Question

In rectangle ANHG, whose perimeter is 100, OP, PQ, and QR are congruent and mutually perpendicular and O is the midpoint of AN. If GH = 40 which is PQ?

Answer 1

Since this is a rectangle, if GH is 40, then AN must be 40.
We know the perimeter is the sum of all the sides, and we have two of the sides (40 and 40). We have that the perimeter is equal to 40+40+AG+NH, and since this is a rectangle, NH and AG must be equal. Lets label them as “x” for now.

So 100 = 40 + 40 + x + x
100 = 80 + 2x
2x = 100 - 80
2x = 20
x = 10

So AG and NH are 10. If we look at the three lines in the rectangle, we may notice that if we were to “stack” OP and QR together, we would get the length of AG and NH (which is 10). Since all three lines are congruent (equal), we can label them all as y.

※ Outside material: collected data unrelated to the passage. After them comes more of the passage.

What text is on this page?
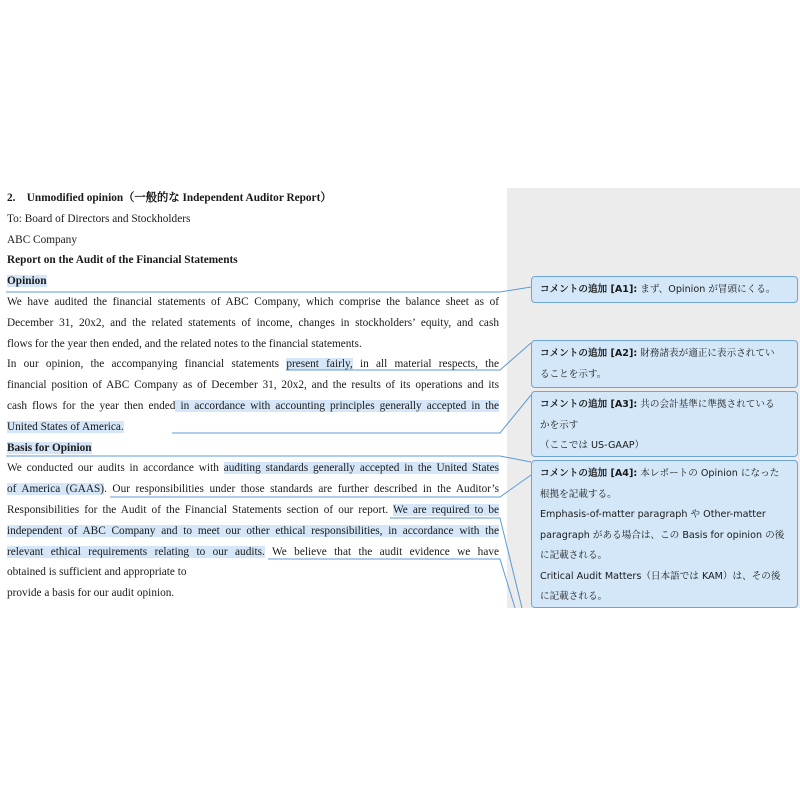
2.　Unmodified opinion（一般的な Independent Auditor Report）
To: Board of Directors and Stockholders
ABC Company
Report on the Audit of the Financial Statements
Opinion
We have audited the financial statements of ABC Company, which comprise the balance sheet as of
December 31, 20x2, and the related statements of income, changes in stockholders’ equity, and cash
flows for the year then ended, and the related notes to the financial statements.
In our opinion, the accompanying financial statements present fairly, in all material respects, the
financial position of ABC Company as of December 31, 20x2, and the results of its operations and its
cash flows for the year then ended in accordance with accounting principles generally accepted in the
United States of America.
Basis for Opinion
We conducted our audits in accordance with auditing standards generally accepted in the United States
of America (GAAS). Our responsibilities under those standards are further described in the Auditor’s
Responsibilities for the Audit of the Financial Statements section of our report. We are required to be
independent of ABC Company and to meet our other ethical responsibilities, in accordance with the
relevant ethical requirements relating to our audits. We believe that the audit evidence we have
obtained is sufficient and appropriate to
provide a basis for our audit opinion.
コメントの追加 [A1]: まず、Opinion が冒頭にくる。
コメントの追加 [A2]: 財務諸表が適正に表示されてい
ることを示す。
コメントの追加 [A3]: 共の会計基準に準拠されている
かを示す
（ここでは US-GAAP）
コメントの追加 [A4]: 本レポートの Opinion になった
根拠を記載する。
Emphasis-of-matter paragraph や Other-matter
paragraph がある場合は、この Basis for opinion の後
に記載される。
Critical Audit Matters（日本語では KAM）は、その後
に記載される。
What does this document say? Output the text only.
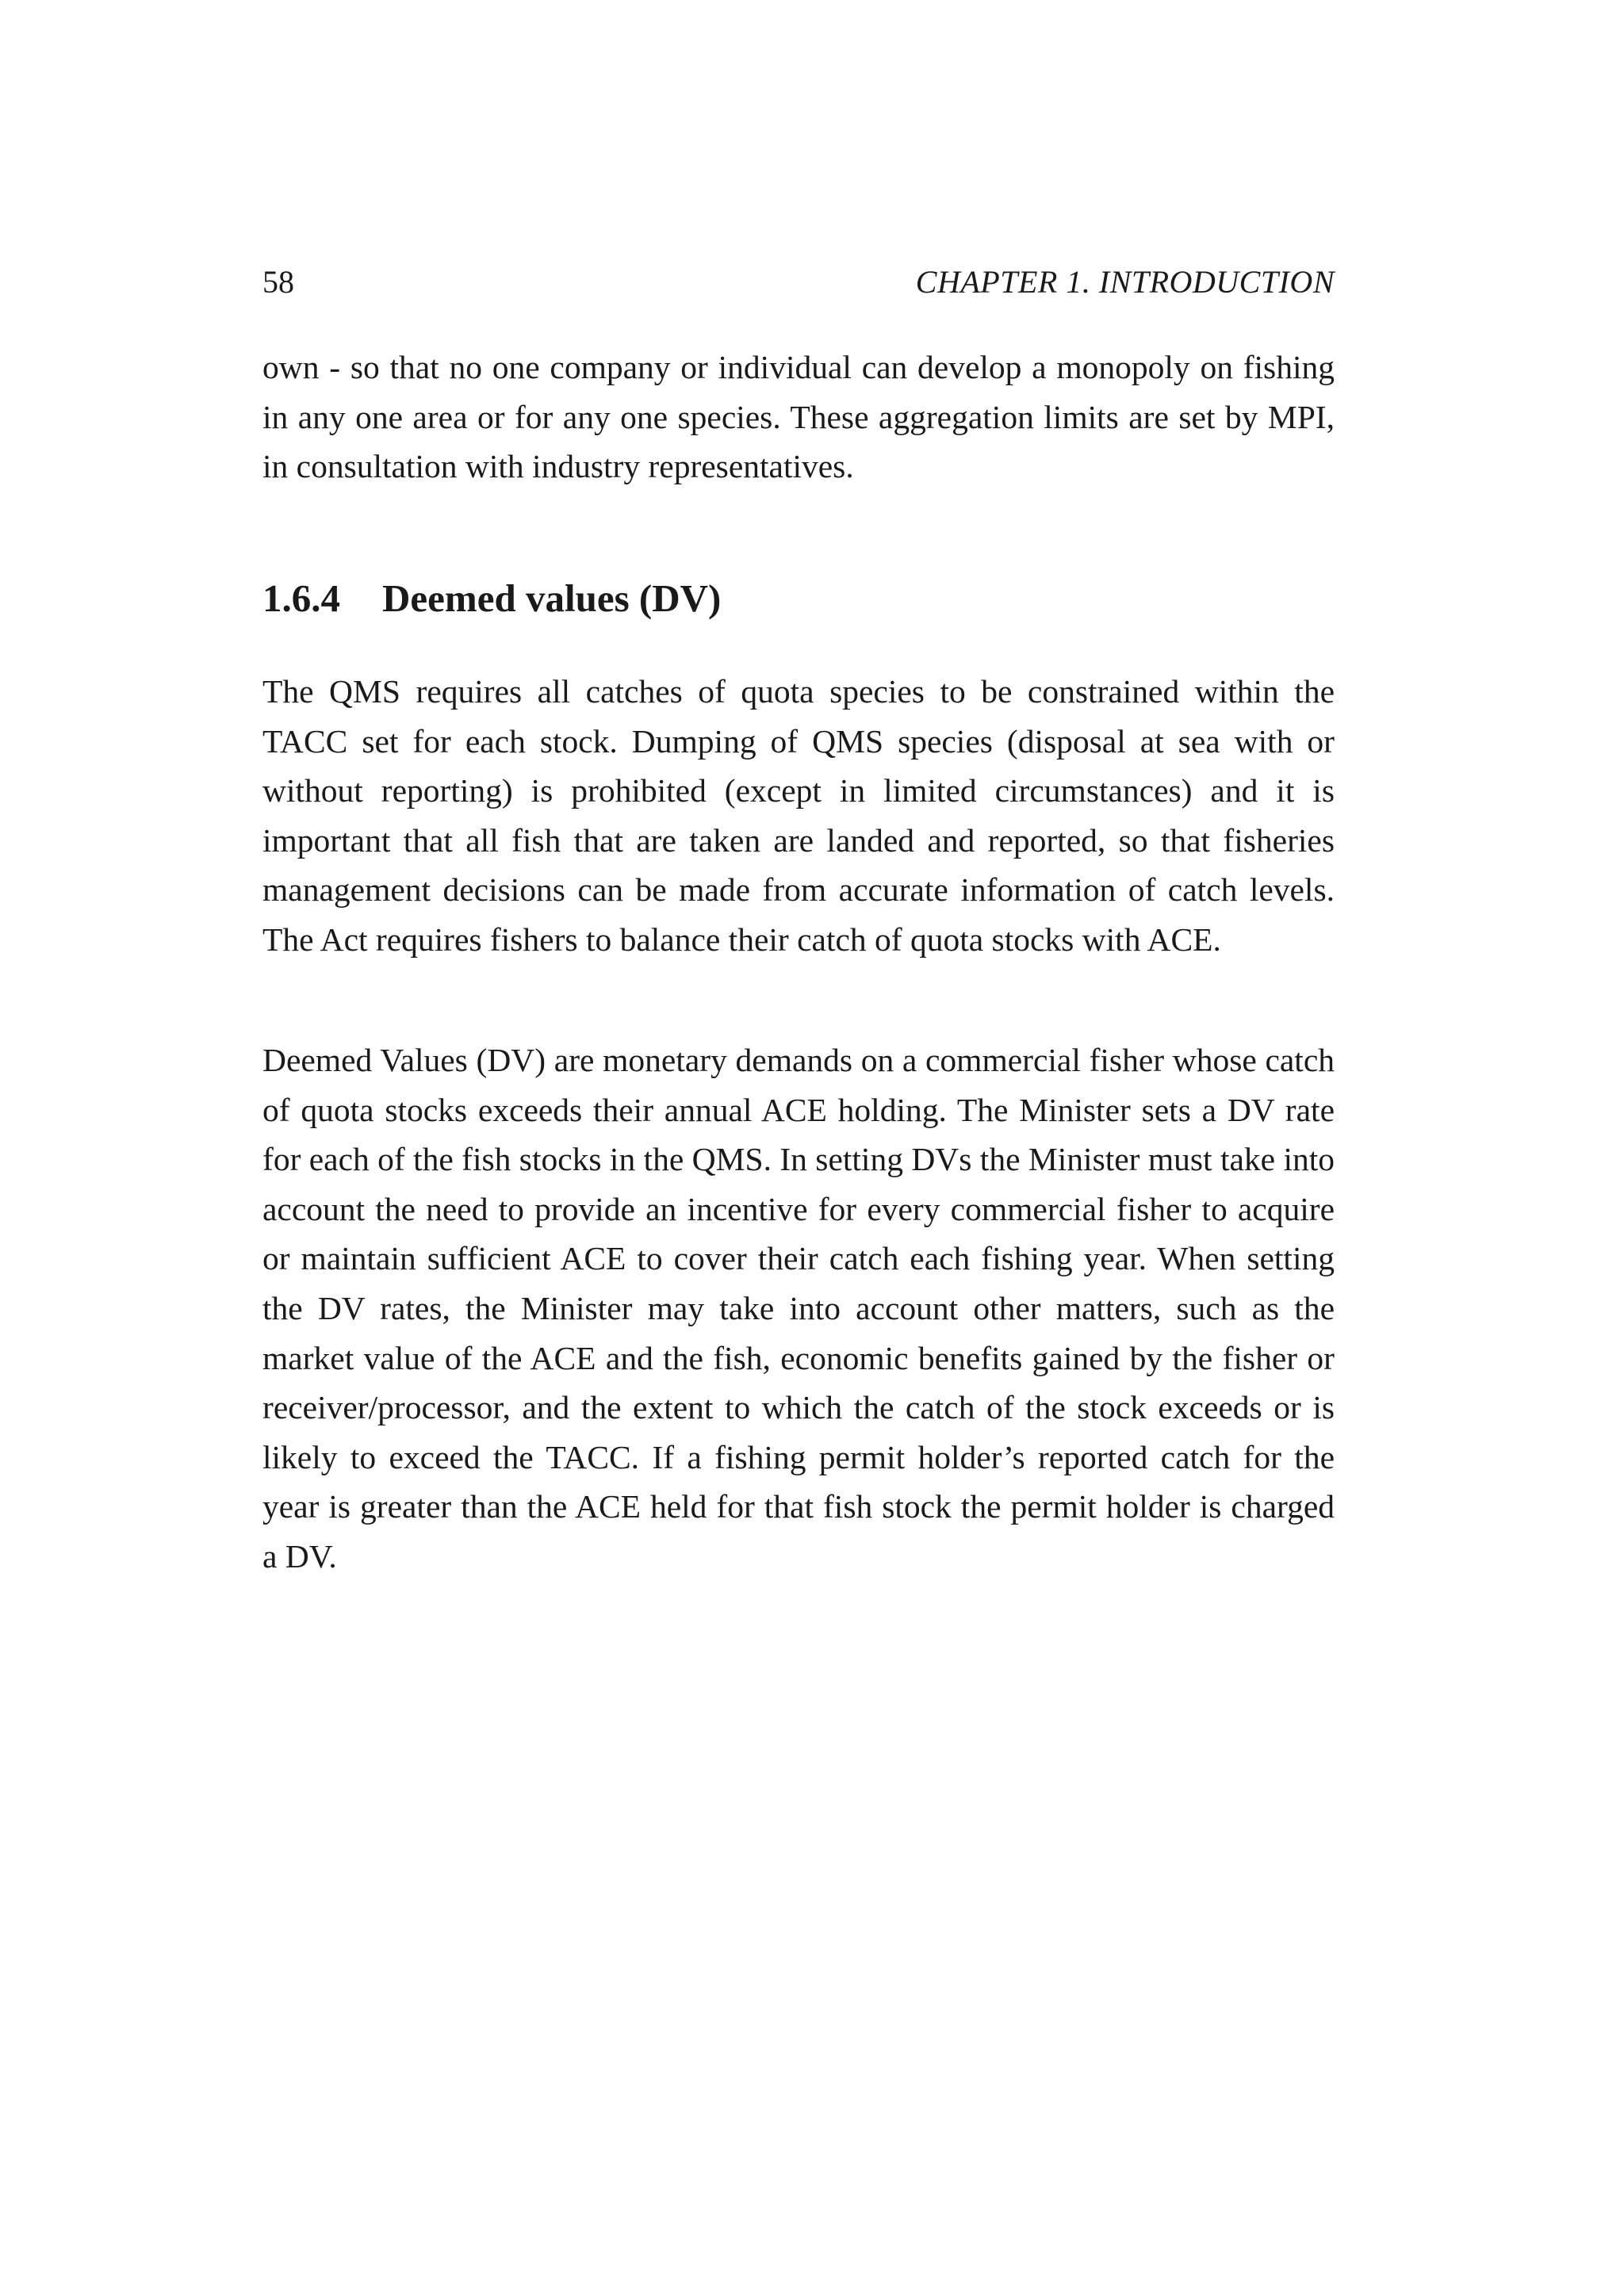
58	CHAPTER 1. INTRODUCTION

own - so that no one company or individual can develop a monopoly on fishing in any one area or for any one species. These aggregation limits are set by MPI, in consultation with industry representatives.

1.6.4 Deemed values (DV)

The QMS requires all catches of quota species to be constrained within the TACC set for each stock. Dumping of QMS species (disposal at sea with or without reporting) is prohibited (except in limited circumstances) and it is important that all fish that are taken are landed and reported, so that fisheries management decisions can be made from accurate information of catch levels. The Act requires fishers to balance their catch of quota stocks with ACE.

Deemed Values (DV) are monetary demands on a commercial fisher whose catch of quota stocks exceeds their annual ACE holding. The Minister sets a DV rate for each of the fish stocks in the QMS. In setting DVs the Minister must take into account the need to provide an incentive for every commercial fisher to acquire or maintain sufficient ACE to cover their catch each fishing year. When setting the DV rates, the Minister may take into account other matters, such as the market value of the ACE and the fish, economic benefits gained by the fisher or receiver/processor, and the extent to which the catch of the stock exceeds or is likely to exceed the TACC. If a fishing permit holder’s reported catch for the year is greater than the ACE held for that fish stock the permit holder is charged a DV.
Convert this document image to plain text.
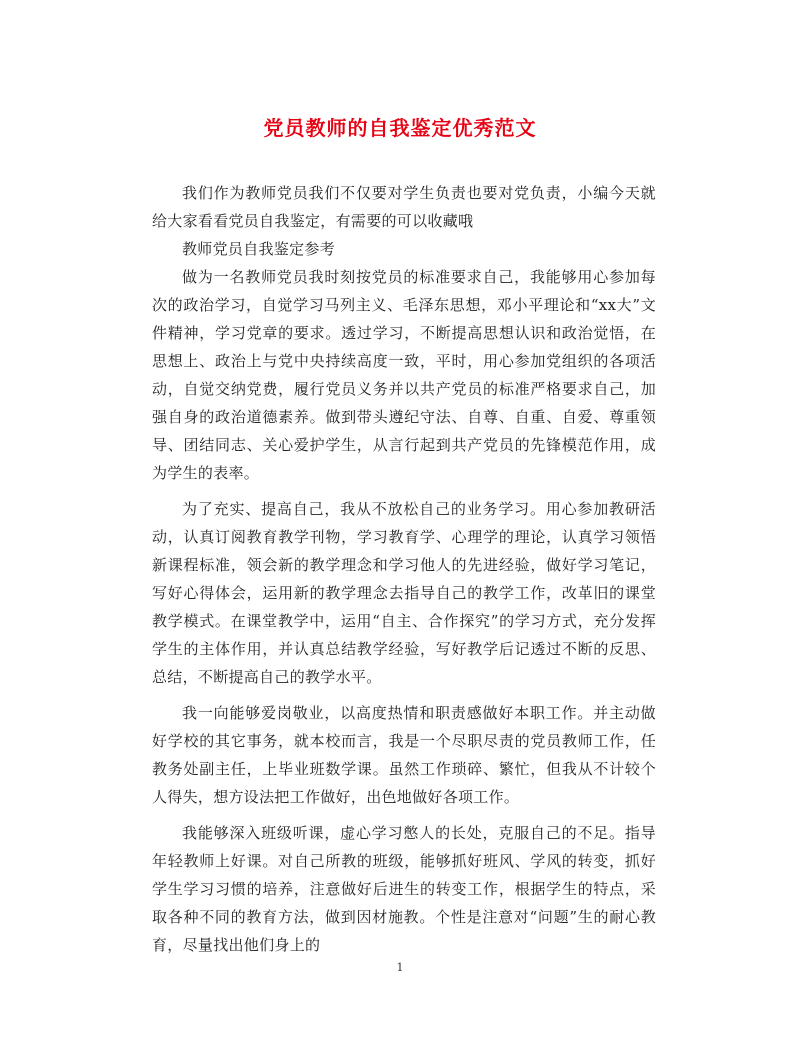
党员教师的自我鉴定优秀范文

我们作为教师党员我们不仅要对学生负责也要对党负责，小编今天就给大家看看党员自我鉴定，有需要的可以收藏哦

教师党员自我鉴定参考

做为一名教师党员我时刻按党员的标准要求自己，我能够用心参加每次的政治学习，自觉学习马列主义、毛泽东思想，邓小平理论和“xx大”文件精神，学习党章的要求。透过学习，不断提高思想认识和政治觉悟，在思想上、政治上与党中央持续高度一致，平时，用心参加党组织的各项活动，自觉交纳党费，履行党员义务并以共产党员的标准严格要求自己，加强自身的政治道德素养。做到带头遵纪守法、自尊、自重、自爱、尊重领导、团结同志、关心爱护学生，从言行起到共产党员的先锋模范作用，成为学生的表率。

为了充实、提高自己，我从不放松自己的业务学习。用心参加教研活动，认真订阅教育教学刊物，学习教育学、心理学的理论，认真学习领悟新课程标准，领会新的教学理念和学习他人的先进经验，做好学习笔记，写好心得体会，运用新的教学理念去指导自己的教学工作，改革旧的课堂教学模式。在课堂教学中，运用“自主、合作探究”的学习方式，充分发挥学生的主体作用，并认真总结教学经验，写好教学后记透过不断的反思、总结，不断提高自己的教学水平。

我一向能够爱岗敬业，以高度热情和职责感做好本职工作。并主动做好学校的其它事务，就本校而言，我是一个尽职尽责的党员教师工作，任教务处副主任，上毕业班数学课。虽然工作琐碎、繁忙，但我从不计较个人得失，想方设法把工作做好，出色地做好各项工作。

我能够深入班级听课，虚心学习憋人的长处，克服自己的不足。指导年轻教师上好课。对自己所教的班级，能够抓好班风、学风的转变，抓好学生学习习惯的培养，注意做好后进生的转变工作，根据学生的特点，采取各种不同的教育方法，做到因材施教。个性是注意对“问题”生的耐心教育，尽量找出他们身上的

1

We know OP and QR are equal, and if their sum makes the length of NH or AG, we can say

AG = 2y
10 = 2y
y = 5

And, again, since theyre all congruent, PQ is equal to both OP and QR, so PQ must be 5.

Answer 2

5

Explanation:

The sum of adjacent sides of the rectangle is half the perimeter, 50, so ...

... AH = 50-40 = 10

Then ...

... OP +QR = 10 = 2×OP . . . . . QR ≅ OP

... OP = 5 = PQ . . . . . . . . . . . . PQ ≅ OP